What could be clearer? This isn't some shady, post-imperial escapade, like Suez. This isn't another Falklands war - a battle to retrieve territory lost by political miscalculation, and which in any case we'd been trying to divest ourselves of for years. This isn't a Vietnam, or even a Gulf war. In moral terms, this is about as black-and-white a casus belli as you could get: mass murder, of people from some 40 different countries, by terrifying methods, and with the promise of more to come.

Yet the sophistry, especially on the Left, has already been wondrous: a time loop back to the Comintern of 65 years ago. "All must kowtow to the Pentagon and the almighty dollar, or be blown to smithereens," wrote Rana Kabbani, in last Thursday's Guardian, in a breathtaking reversal of the reality we had all just witnessed. "One hopes that the painful lesson that Americans have had to learn is not drowned out by cowboy ravings about 'getting the bastards'." The murder of 5,000 people: a "painful lesson"?

It wouldn't be worth getting exercised about this ridiculous woman ("a writer and broadcaster who lives in Paris") were it not for the fact that hers was typical of so many voices heard last week, from Seumas Milne, the Stalinist Rip van Winkle who now edits the Guardian's comment pages, to the New Statesman editorial writer who argued that the victims in the World Trade Centre had less of a right to live than an Arab, because they had had the chance and had failed to vote for Ralph Nader (statistically, of course, it's likely that several hundred of those killed were Nader voters: one wonders what they were in the NS world-view: collateral damage?).

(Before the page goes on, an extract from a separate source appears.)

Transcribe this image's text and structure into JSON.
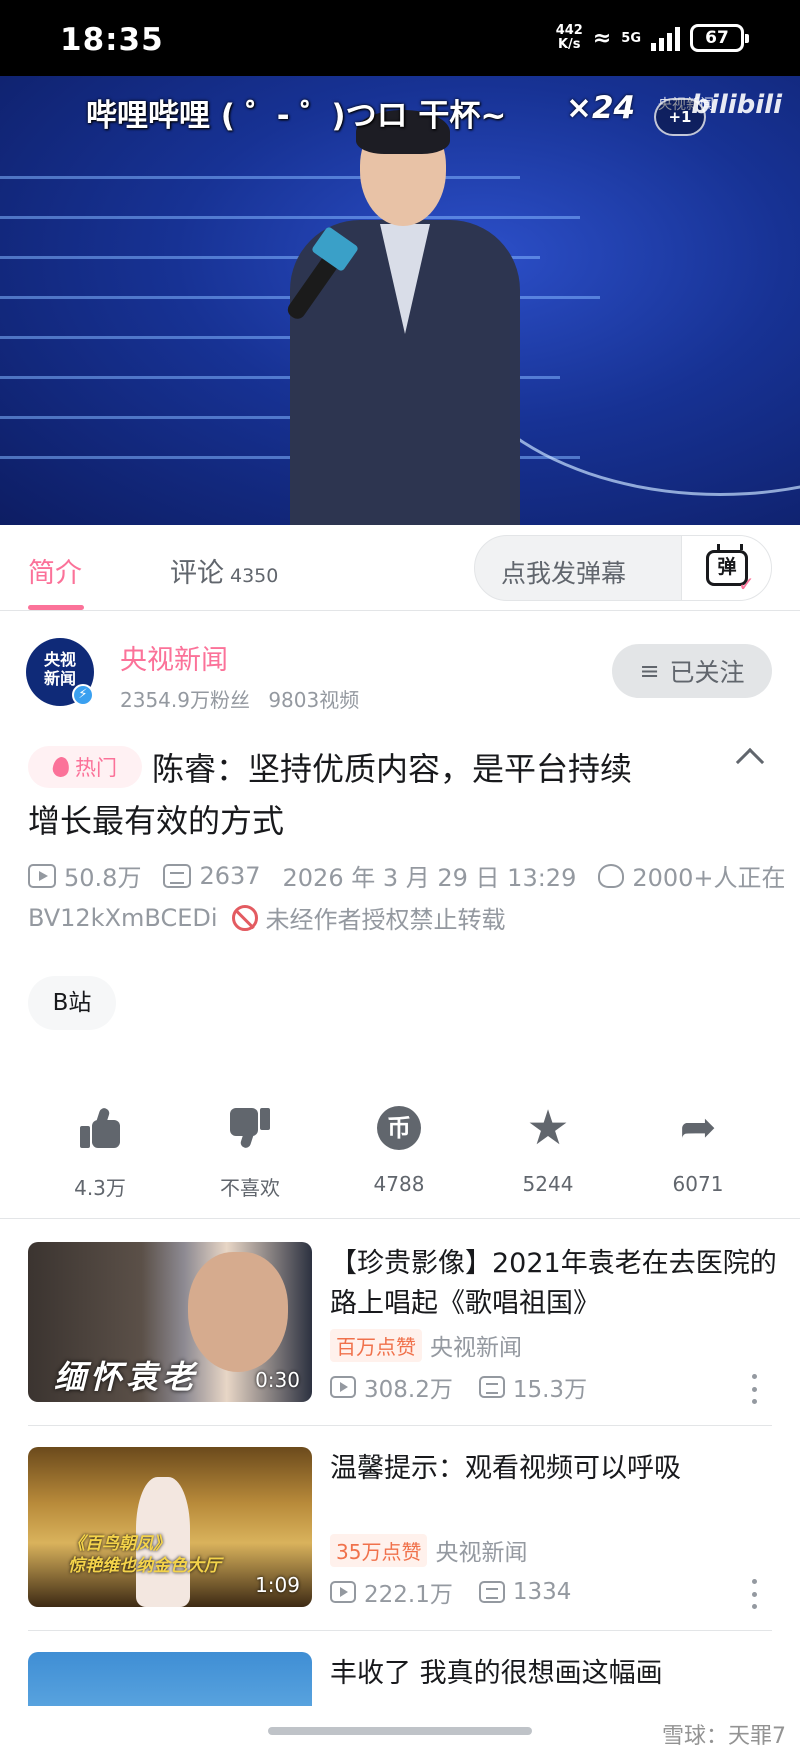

The old contemptuous, communist description of these types as "useful idiots" is only half true. They are not at all useful. Indeed, their views are positively embarrassing, especially to those for whom they purport to speak. Yasser Arafat's response to last week's catastrophe was to give blood for the victims. Syria and Iran plainly condemned the attack. The last thing the Palestinians need is for their just cause to be polluted by the maniac followers of Osama bin Laden, and then to be paraded as justification for mass murder by trendy journalists in the West.

Now, as the first phase ends and we have to prepare ourselves for the long haul, one can only wonder: if this is the sort of stuff they were capable of producing when the dust had barely settled on the dead, what can we expect in the future? Certainly, if the action shifts to Afghanistan, there will have to be some peculiar intellectual gymnastics in defence of the Taliban.

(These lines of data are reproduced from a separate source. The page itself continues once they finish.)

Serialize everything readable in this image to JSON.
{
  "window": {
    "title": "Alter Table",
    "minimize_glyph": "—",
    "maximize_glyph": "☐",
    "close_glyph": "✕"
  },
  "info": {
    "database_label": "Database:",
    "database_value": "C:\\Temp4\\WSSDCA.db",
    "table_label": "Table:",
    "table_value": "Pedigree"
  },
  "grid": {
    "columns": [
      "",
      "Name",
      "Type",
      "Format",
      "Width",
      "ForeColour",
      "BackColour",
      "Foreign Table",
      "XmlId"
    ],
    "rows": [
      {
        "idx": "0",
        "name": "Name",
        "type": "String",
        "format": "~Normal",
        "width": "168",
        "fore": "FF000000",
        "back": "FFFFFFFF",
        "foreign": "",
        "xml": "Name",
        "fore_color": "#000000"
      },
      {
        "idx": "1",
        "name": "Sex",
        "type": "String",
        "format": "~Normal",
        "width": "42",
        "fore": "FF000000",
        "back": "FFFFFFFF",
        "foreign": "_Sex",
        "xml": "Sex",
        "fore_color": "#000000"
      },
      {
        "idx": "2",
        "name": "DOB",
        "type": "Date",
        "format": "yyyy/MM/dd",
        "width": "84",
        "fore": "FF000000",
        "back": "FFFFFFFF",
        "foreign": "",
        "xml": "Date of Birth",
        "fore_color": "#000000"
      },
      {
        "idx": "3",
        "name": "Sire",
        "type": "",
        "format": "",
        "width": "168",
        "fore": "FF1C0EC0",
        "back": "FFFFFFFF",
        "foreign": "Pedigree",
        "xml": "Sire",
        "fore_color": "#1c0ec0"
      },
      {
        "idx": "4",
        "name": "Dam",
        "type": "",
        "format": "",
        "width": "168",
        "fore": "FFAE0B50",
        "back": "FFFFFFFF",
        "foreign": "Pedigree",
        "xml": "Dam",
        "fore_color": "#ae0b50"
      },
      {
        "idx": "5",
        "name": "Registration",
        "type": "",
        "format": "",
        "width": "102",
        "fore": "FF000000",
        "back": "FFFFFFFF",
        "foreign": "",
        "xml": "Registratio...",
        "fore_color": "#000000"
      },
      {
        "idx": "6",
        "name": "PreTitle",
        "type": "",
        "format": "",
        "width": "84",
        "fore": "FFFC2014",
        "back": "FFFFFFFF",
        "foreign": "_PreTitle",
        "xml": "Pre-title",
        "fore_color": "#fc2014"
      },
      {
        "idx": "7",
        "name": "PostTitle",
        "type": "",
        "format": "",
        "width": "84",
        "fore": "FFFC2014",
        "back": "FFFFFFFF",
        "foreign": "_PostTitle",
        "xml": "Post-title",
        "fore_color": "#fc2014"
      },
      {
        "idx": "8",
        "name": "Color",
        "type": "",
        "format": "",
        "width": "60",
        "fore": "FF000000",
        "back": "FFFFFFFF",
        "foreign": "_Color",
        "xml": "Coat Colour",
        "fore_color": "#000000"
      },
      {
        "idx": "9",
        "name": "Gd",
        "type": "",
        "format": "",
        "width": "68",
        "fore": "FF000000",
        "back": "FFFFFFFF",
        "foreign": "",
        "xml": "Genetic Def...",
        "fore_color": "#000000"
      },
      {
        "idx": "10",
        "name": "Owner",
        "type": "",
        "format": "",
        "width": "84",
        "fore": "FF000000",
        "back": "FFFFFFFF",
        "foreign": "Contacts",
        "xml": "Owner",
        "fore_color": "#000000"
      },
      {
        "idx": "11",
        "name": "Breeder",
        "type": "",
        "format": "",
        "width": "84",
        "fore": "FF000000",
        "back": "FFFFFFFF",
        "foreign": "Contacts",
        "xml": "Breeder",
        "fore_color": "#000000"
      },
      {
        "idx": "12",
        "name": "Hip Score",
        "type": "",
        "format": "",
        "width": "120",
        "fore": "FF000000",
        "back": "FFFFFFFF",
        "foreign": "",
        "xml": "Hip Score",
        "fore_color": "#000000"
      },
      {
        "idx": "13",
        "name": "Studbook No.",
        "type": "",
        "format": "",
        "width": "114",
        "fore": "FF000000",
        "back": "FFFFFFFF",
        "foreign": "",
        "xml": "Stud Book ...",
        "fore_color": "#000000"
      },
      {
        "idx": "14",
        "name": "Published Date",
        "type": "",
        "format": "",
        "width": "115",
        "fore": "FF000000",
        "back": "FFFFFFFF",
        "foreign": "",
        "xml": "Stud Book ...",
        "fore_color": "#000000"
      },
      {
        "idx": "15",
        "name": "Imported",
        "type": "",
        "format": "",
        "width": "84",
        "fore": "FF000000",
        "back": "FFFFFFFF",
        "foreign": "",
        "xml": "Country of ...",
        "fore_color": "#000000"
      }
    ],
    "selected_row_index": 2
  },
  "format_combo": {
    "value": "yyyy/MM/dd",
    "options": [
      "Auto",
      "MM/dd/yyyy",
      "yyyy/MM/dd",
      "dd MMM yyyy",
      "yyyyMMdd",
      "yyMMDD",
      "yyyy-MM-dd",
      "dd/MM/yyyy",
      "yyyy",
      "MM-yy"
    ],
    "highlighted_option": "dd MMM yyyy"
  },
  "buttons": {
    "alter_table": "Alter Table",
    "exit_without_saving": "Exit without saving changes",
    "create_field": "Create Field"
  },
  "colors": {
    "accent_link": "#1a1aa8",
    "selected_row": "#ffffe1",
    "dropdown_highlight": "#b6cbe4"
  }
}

This won't be easy, particularly for a Paris-based female "writer and broadcaster", as no woman is allowed to be educated in Afghanistan, or to work, except in hospitals, or to appear in public unless veiled from head to foot. Couples who have sex outside marriage are flogged. The punishment for men convicted of sodomy is to die by having a wall pushed on top of them: the Taliban use tanks and bulldozers for the job, in front of thousands of spectators. Amnesty so far has documented nine such victims.

If ever there was a regime for the Left to revile, this is it. But just wait. There are those who will find arguments to excuse even this. Exactly the same syndrome prevailed in the 1930s, when the far Left denied Stalin's crimes. As Robert Hughes points out in The Culture of Complaint, it is considered "the height of sexist impropriety" in the West to call a "woman" a "girl", but "more or less OK for a cabal of regressive theocratic bigots to put out the eyes of offenders on TV": "Oppression is what they do in the West. What they do in the Middle East is 'their culture'."

And so those of us who thought we might live out the rest of our lives without being put to the test have been disabused. War is no longer an exercise in mid-life nostalgia. And we discover, as our parents did in the 1930s, that the problem isn't so much whether we have the physical courage to face an enemy, as whether we have the moral and intellectual sense to recognise when a war is worth fighting, and the fortitude to keep our nerve amid a babble of idiots.